DefiningImageAccess/Resource/SchemaAlignment
From ImageWeb
Contents |
Schema Alignment Work
Work on schema and data alignment has been under way for many years in the relational database community (cf. Doan and Halevy, below), but more recently the needs are appearing in slightly different form for dealing with disparate Semantic Web schemas and ontologies.
Papers
- http://pages.cs.wisc.edu/~anhai/papers/si-survey-db-community.pdf - Doan and Halevy, Semantic Integration Research in the Database Community: A Brief Survey. I found this to be a useful background paper, covering some basic problems and techniques of semantic schema alignment.
- http://www.ics.forth.gr/isl/publications/paperlink/Mapping_TR385_December06.pdf - Haridimos Kondylakis, Martin Doerr and Dimitris Plexousakis, Mapping Language for Information Integration. Describes a mapping language for schema alignment that captures a number of commonly needed alignment patterns.
- http://drops.dagstuhl.de/opus/volltexte/2005/48/pdf/04391.StuckenschmidtHeiner1.Paper.48.pdf - Noy and Stuckenschmidt, Ontology Alignment: An annotated Bibliography. This survey appears to have greater emphasis on schema alignment work for the Semantic Web.

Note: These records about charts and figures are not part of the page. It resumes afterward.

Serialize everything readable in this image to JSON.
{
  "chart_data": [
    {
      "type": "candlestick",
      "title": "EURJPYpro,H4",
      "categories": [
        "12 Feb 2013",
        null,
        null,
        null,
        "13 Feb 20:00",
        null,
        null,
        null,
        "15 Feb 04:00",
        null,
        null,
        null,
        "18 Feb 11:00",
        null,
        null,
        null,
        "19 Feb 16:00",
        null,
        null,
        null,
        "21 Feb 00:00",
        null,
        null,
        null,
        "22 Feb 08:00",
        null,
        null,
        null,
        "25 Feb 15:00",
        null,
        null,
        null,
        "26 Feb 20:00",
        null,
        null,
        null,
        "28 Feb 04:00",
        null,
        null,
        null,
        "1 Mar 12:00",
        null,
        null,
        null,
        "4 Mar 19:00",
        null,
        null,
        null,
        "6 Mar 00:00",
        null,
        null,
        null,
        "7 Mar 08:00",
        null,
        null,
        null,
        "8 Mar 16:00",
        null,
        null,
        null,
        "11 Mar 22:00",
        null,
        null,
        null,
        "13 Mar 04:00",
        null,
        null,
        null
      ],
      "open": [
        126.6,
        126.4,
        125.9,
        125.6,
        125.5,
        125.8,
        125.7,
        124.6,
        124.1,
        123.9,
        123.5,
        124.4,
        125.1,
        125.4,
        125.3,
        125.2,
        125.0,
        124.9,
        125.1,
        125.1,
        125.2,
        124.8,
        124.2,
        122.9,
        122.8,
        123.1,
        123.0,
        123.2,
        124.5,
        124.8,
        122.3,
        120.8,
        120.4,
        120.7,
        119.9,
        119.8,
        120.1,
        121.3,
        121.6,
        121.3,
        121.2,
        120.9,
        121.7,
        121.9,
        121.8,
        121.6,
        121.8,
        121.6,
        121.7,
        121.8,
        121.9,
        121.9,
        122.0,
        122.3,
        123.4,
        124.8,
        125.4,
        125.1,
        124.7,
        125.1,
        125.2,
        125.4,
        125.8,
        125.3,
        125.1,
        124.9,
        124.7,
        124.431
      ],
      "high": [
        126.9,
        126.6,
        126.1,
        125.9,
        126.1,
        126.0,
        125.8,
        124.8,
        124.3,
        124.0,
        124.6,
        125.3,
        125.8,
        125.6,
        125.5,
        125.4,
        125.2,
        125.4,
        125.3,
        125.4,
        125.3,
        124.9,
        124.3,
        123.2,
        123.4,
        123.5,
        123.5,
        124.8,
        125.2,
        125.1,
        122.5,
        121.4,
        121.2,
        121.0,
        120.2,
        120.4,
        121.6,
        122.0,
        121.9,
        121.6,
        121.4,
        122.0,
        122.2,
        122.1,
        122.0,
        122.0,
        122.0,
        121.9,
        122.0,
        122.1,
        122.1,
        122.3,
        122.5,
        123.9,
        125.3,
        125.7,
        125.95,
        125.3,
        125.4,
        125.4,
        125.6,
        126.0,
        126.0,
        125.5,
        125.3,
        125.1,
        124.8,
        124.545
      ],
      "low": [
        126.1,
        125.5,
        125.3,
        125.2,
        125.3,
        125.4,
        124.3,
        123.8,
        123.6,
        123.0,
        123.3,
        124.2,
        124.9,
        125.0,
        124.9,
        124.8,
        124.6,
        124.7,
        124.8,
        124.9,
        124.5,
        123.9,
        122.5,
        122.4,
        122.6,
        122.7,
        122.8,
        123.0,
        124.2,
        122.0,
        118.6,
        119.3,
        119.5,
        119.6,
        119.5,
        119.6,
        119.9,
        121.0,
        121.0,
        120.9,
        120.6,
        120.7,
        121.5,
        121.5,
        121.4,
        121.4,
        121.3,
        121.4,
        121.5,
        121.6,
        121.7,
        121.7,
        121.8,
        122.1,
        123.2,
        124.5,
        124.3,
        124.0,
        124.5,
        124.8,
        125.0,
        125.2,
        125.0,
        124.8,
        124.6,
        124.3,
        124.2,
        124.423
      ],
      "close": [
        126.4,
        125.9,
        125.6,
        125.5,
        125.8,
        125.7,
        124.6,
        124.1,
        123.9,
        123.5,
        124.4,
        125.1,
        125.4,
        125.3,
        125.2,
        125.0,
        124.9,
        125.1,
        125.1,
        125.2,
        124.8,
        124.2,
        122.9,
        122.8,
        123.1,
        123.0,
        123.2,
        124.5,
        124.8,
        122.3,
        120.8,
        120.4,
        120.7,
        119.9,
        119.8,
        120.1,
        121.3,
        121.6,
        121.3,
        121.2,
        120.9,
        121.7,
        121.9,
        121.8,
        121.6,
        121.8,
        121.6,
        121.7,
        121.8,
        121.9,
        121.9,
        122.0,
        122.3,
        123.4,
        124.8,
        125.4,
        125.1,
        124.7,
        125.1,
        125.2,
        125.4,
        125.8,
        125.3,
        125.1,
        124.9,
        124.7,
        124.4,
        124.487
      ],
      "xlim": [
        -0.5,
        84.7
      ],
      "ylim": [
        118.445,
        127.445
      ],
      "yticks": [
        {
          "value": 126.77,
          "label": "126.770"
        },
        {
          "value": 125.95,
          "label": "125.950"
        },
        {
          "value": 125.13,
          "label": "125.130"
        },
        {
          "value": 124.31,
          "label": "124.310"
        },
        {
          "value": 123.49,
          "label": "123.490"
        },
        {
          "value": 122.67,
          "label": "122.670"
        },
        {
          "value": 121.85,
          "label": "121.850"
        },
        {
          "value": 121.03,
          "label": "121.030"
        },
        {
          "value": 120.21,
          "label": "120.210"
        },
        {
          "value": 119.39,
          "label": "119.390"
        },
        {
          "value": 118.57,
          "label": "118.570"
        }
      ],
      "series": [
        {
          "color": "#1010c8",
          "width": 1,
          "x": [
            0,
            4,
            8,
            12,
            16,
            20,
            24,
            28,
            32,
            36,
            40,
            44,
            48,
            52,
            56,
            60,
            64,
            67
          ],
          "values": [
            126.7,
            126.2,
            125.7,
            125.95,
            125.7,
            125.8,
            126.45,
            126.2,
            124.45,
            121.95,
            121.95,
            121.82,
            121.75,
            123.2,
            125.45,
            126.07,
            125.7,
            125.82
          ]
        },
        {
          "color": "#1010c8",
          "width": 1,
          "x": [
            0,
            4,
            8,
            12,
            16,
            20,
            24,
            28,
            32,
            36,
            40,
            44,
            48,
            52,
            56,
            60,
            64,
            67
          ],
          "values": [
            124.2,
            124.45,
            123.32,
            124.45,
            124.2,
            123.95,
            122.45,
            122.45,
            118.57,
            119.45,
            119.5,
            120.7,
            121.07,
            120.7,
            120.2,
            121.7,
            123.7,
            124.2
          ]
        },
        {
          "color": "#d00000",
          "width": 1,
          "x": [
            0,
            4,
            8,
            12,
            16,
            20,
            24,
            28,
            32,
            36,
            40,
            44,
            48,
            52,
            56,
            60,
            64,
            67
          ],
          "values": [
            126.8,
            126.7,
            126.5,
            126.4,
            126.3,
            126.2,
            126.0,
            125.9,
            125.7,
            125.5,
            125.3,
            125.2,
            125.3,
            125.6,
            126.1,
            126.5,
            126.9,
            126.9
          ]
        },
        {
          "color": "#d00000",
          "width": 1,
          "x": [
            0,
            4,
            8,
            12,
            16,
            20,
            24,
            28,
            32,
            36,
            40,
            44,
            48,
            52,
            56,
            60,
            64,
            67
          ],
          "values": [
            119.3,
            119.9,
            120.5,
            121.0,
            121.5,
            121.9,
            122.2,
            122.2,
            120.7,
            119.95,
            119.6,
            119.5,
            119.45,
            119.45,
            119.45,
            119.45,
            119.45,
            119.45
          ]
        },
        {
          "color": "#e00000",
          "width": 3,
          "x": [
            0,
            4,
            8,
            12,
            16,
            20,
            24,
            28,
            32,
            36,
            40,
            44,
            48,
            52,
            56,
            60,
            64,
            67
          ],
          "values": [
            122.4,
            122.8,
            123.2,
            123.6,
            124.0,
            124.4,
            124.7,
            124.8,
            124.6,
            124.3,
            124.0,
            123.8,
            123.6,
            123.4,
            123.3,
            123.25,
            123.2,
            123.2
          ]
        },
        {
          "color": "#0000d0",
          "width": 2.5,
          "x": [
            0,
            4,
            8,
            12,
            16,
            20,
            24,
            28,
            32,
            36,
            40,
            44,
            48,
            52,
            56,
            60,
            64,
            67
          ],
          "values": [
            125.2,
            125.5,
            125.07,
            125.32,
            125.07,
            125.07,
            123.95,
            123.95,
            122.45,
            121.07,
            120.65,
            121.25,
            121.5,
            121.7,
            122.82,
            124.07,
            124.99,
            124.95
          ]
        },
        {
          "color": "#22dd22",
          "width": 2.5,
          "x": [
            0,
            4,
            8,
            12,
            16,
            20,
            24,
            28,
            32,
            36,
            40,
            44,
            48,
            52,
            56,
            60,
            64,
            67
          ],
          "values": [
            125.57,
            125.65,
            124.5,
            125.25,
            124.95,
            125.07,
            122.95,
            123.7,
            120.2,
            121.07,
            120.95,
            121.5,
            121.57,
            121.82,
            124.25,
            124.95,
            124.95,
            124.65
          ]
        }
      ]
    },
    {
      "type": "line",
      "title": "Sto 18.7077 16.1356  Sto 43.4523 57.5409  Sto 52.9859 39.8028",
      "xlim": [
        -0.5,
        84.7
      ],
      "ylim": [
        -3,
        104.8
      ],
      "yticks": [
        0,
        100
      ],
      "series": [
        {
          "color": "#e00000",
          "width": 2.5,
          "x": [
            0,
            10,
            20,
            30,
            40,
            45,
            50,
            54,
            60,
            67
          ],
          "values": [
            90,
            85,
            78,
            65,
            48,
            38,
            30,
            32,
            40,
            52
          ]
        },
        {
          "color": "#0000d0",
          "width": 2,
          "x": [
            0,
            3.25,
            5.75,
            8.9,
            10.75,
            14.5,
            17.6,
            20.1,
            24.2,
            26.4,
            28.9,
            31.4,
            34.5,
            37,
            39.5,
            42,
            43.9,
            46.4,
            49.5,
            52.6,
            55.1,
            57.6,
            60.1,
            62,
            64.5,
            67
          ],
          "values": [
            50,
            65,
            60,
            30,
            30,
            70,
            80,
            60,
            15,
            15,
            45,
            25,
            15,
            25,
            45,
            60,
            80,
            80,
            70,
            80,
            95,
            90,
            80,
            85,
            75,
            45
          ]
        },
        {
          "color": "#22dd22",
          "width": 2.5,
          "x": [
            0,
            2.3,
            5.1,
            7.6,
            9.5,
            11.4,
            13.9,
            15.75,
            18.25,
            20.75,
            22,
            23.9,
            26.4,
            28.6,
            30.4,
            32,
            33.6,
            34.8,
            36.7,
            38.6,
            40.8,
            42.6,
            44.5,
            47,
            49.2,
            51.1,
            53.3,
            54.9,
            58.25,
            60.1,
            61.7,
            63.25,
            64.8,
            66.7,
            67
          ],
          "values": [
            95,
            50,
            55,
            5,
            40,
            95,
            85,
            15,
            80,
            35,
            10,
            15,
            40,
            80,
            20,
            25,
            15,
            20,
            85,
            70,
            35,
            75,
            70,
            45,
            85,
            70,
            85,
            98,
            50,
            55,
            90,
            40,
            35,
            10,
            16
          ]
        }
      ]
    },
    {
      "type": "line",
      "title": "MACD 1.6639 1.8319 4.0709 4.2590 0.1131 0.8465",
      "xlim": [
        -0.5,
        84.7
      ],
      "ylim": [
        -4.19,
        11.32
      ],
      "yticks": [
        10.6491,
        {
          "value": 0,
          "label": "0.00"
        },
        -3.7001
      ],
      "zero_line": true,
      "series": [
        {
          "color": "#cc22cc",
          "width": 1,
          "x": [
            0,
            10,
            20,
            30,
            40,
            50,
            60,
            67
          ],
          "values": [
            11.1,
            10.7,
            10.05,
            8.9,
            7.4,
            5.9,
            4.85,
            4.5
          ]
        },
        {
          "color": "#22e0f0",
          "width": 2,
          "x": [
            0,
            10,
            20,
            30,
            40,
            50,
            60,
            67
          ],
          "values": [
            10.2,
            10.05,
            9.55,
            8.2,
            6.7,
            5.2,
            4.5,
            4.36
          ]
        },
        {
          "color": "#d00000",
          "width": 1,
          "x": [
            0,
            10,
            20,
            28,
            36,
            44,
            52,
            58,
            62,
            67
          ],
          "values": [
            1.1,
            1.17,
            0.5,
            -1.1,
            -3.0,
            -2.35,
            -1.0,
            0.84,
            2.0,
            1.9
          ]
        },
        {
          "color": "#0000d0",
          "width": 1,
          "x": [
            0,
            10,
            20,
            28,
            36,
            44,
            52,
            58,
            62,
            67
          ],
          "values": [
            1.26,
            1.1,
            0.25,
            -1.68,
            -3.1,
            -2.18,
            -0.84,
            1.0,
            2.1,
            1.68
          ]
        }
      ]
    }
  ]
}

- http://portal.acm.org/citation.cfm?id=1188913.1188916 - Huimin Zhao, Semantic Matching Across Heterogeneous Data Sources, CACM January 2007. This article is oriented toward databases rather than the Semantic Web, and emphasizes the approach of dealing with schema alignment separately from instance alignment.
Links
- http://pages.cs.wisc.edu/~anhai/projects/schema-matching.html - Schema & Ontology Matching page by AnHai Doan.
- http://www.ics.forth.gr/isl/publications/by_year.jsp?Year_of_publication=2006 - references a number of other papers by Martin Doerr that are not online, and which I have not been able to review.
- Meetings/20070426/MartinDoerr - notes from a telephone conversation with Martin Doerr, with allusions to unpublished materials.
- DefiningImageAccess/Standard/CIDOC - notes about CIDOC CRM Core, which seems to have promise as a basis for aligning a range of observation- and media-related metadata standards.
Commentary
We make much of separating schema alignment from coreference, without being entirely clear about what we mean by this. Partly, the distinction isn't always clear but, roughly, what this means is distinguishing between ontology- or schema-alignment and detecting references to the same object or instance in different data sources.
Work on relational database alignment has an easier time of it: the distinction between schema and table data is clear. This is discussed in a recent CACM article: Semantic Matching Across Heterogeneous Data Sources, Huimin Zhao, January 2007 (http://portal.acm.org/citation.cfm?id=1188913.1188916).
For semantic web data, the distinction is sometimes less clear, as there can be some lack of clarity about whether a term is a class (an ontological or schema element) or an instance -- e.g., see http://www.w3.org/TR/swbp-classes-as-values/. Some examples:
- animals vs plants - these would usually be recognized as classes of objects
- Dolly the sheep - an instance of a sheep
- Hydrogen - the class of hydrogen atoms, but statements about Hydrogen might be treating Hydrogen as an instance.
- A strain, or genetic line, of drosophila: a subclass of all drosophila, but gene expression observations would likely relate to this as an instance.
On reflection, I think the initial distinction may be fairly easy: if a term appears in instance data, then recognizing different terms meaning the same thing in different instance data is a coreference problem. If different instance stores describe the same attributes using different schematic structures, then schema alignment is needed. This distinction isn't unambiguous, but I think it serves as a starting point.